The NY Times’ Well blog has an interesting post on exercise this week: a recent study suggests that with exercise, less may be more.
Researchers at the University of Alabama at Birmingham took 72 women aged 60-74 and split them into 3 groups: 1 day/week of aerobic exercise and 1 day/week of resistance exercise (1+1); 2 days of aerobic/2 days resistance (2+2); or 3 days aerobic and 3 days resistance (3+3).
Researchers supervised participants over 4 months and at the study’s end found that (emphasis mine):
all of the women had gained endurance and strength and shed body fat, although weight loss was not the point of the study. …
There were, remarkably, almost no differences in fitness gains among the groups. The women working out twice a week had become as powerful and aerobically fit as those who had worked out six times a week.
But the researchers also looked at how much energy the women were expending outside of their formal exercise efforts:
the women exercising four times per week … were burning about 225 additional calories each day, beyond what they expended while exercising …
But the women who had been assigned to exercise six times per week were now expending considerably less daily energy than they had been at the experiment’s start, the equivalent of almost 200 fewer calories each day, even though they were exercising so assiduously.

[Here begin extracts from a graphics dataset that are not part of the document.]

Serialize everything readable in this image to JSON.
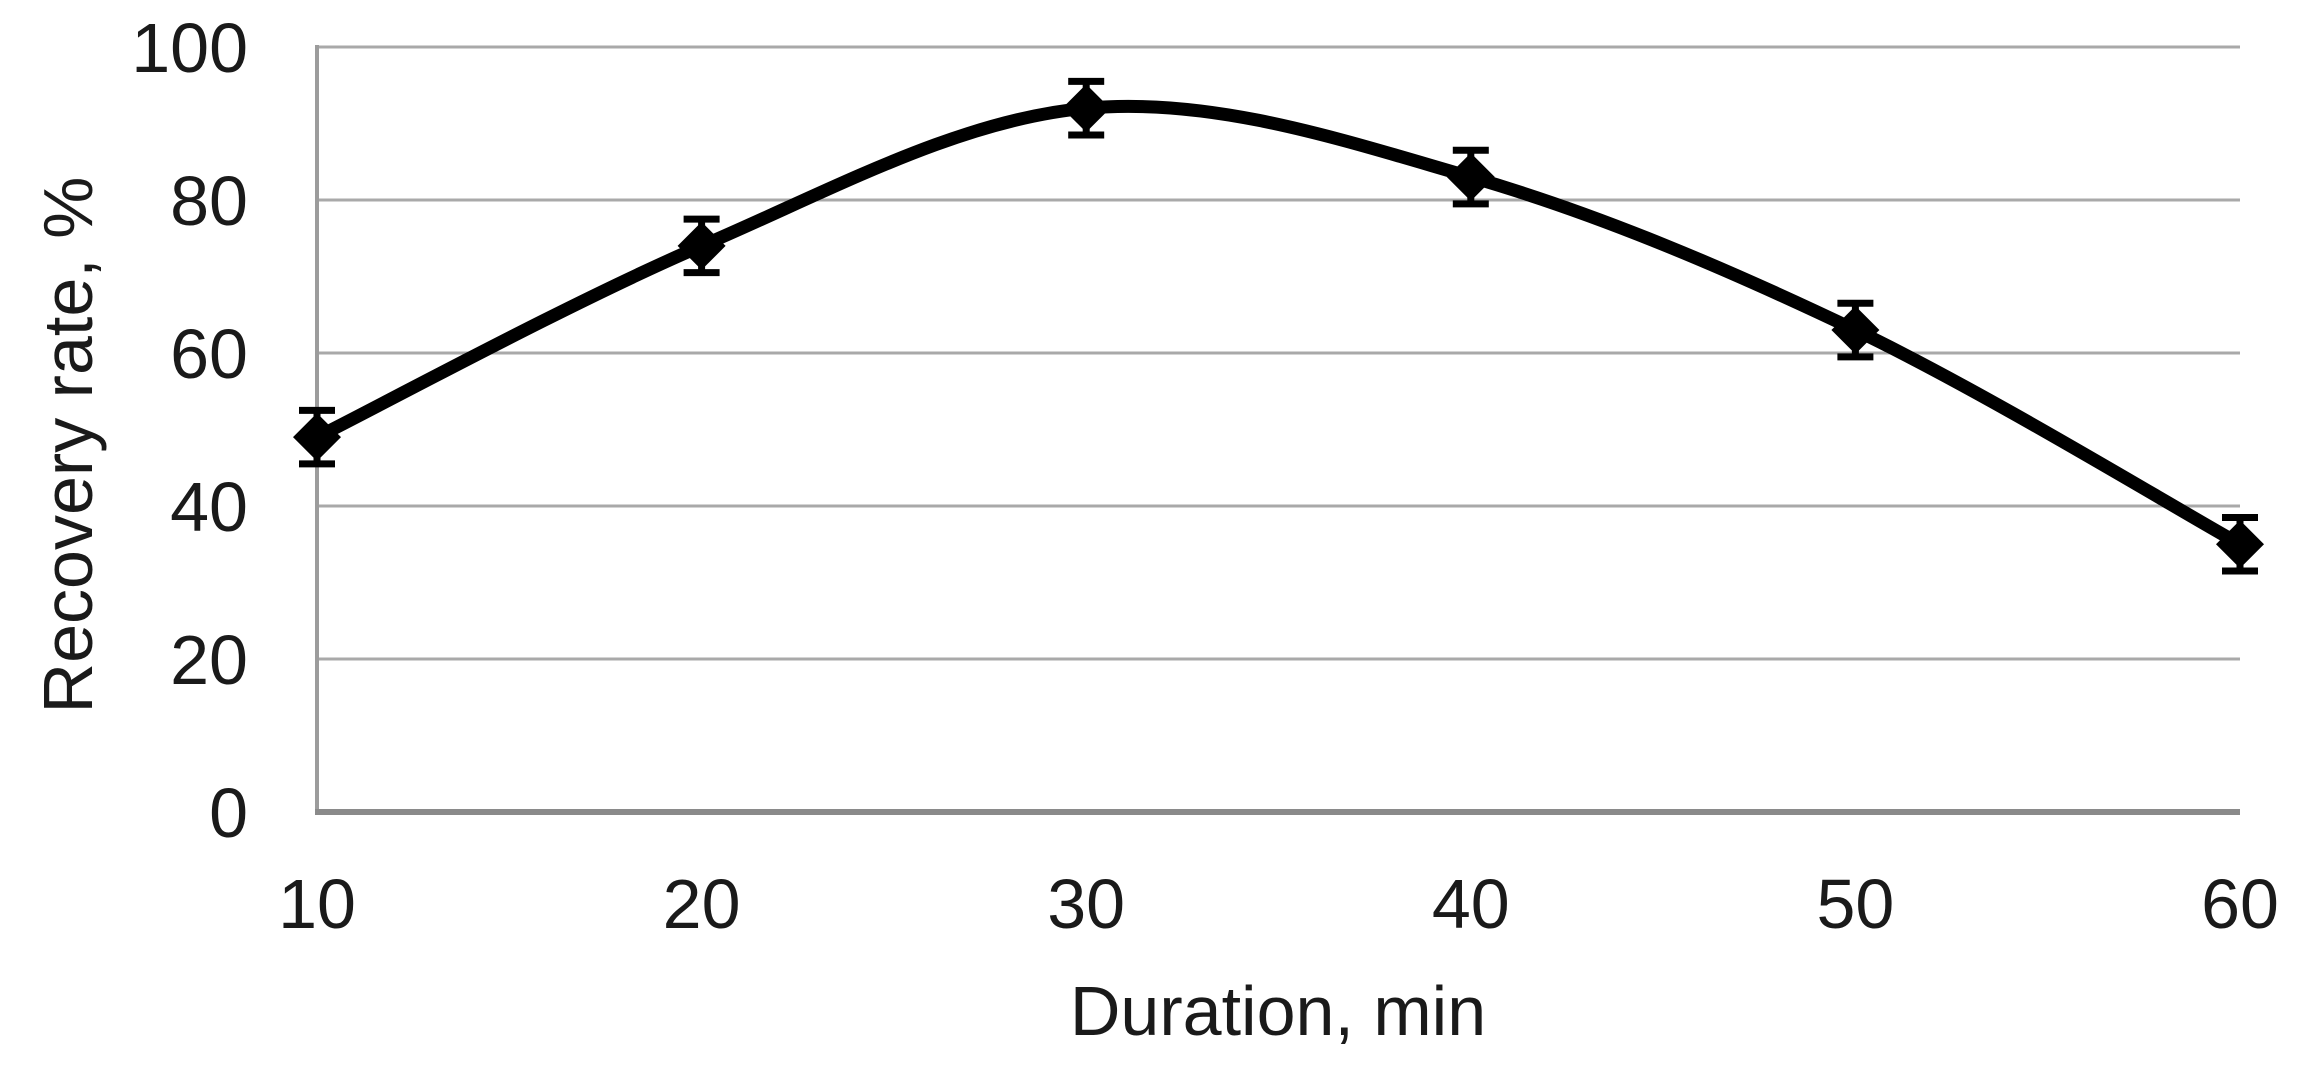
{
  "chart_data": {
    "type": "line",
    "title": "",
    "xlabel": "Duration, min",
    "ylabel": "Recovery rate, %",
    "x": [
      10,
      20,
      30,
      40,
      50,
      60
    ],
    "series": [
      {
        "name": "Recovery rate",
        "values": [
          49,
          74,
          92,
          83,
          63,
          35
        ],
        "y_error": 3.5
      }
    ],
    "x_tick_labels": [
      "10",
      "20",
      "30",
      "40",
      "50",
      "60"
    ],
    "y_tick_labels": [
      "0",
      "20",
      "40",
      "60",
      "80",
      "100"
    ],
    "xlim": [
      10,
      60
    ],
    "ylim": [
      0,
      100
    ],
    "grid": "horizontal",
    "legend_position": "none",
    "marker": "diamond",
    "smooth_line": true,
    "error_bar_caps": true,
    "colors": {
      "line": "#000000",
      "marker": "#000000",
      "error_bar": "#000000",
      "gridline": "#a9a9a9",
      "axis_left": "#9c9c9c",
      "axis_bottom": "#8a8a8a",
      "text": "#1a1a1a",
      "background": "#ffffff"
    }
  }
}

Hmmm! That’s a 425 calorie swing/day between the two groups. Over the course of a week (or a month), think that might make a difference to weight loss efforts?
Now before you say, hey, these were all menopausal women, researchers at the University of Copenhagen found a similar compensation to exercise in younger, sedentary men (emphasis mine):
Although the exercise-induced energy expenditure in [the group exercising 600 cals/day] was twice that of [the group exercising 300 cals/day], the resulting accumulated energy balance, calculated from changes in body composition, was not different … No statistically significant changes were found in energy intake or non-exercise physical activity that could explain the different compensatory responses associated with 30 vs. 60 min of daily aerobic exercise. In conclusion, a similar body fat loss was obtained regardless of exercise dose. A moderate dose of exercise induced a markedly greater than expected negative energy balance, while a higher dose induced a small but quantifiable degree of compensation.
Now this doesn’t mean folks who like to exercise more shouldn’t. Both studies were relatively small and motivation to exercise certainly can vary indvidually (just like tolerance to macronutrients and/or preference for a plant- or meat-based diet). [On the plus side for exercise fans, researchers measured participants’ cytokine levels and found that those exercising 6x a week did not show higher levels of this stress-related chemical.]
But this does suggest (to me anyways) that if you are exercising daily, you may want to pay attention to whether you are compensating during the day. And if you aren’t a daily exerciser, it looks like a little exercise can go a long way … good news for people who don’t have the time or the inclination for doing lots more!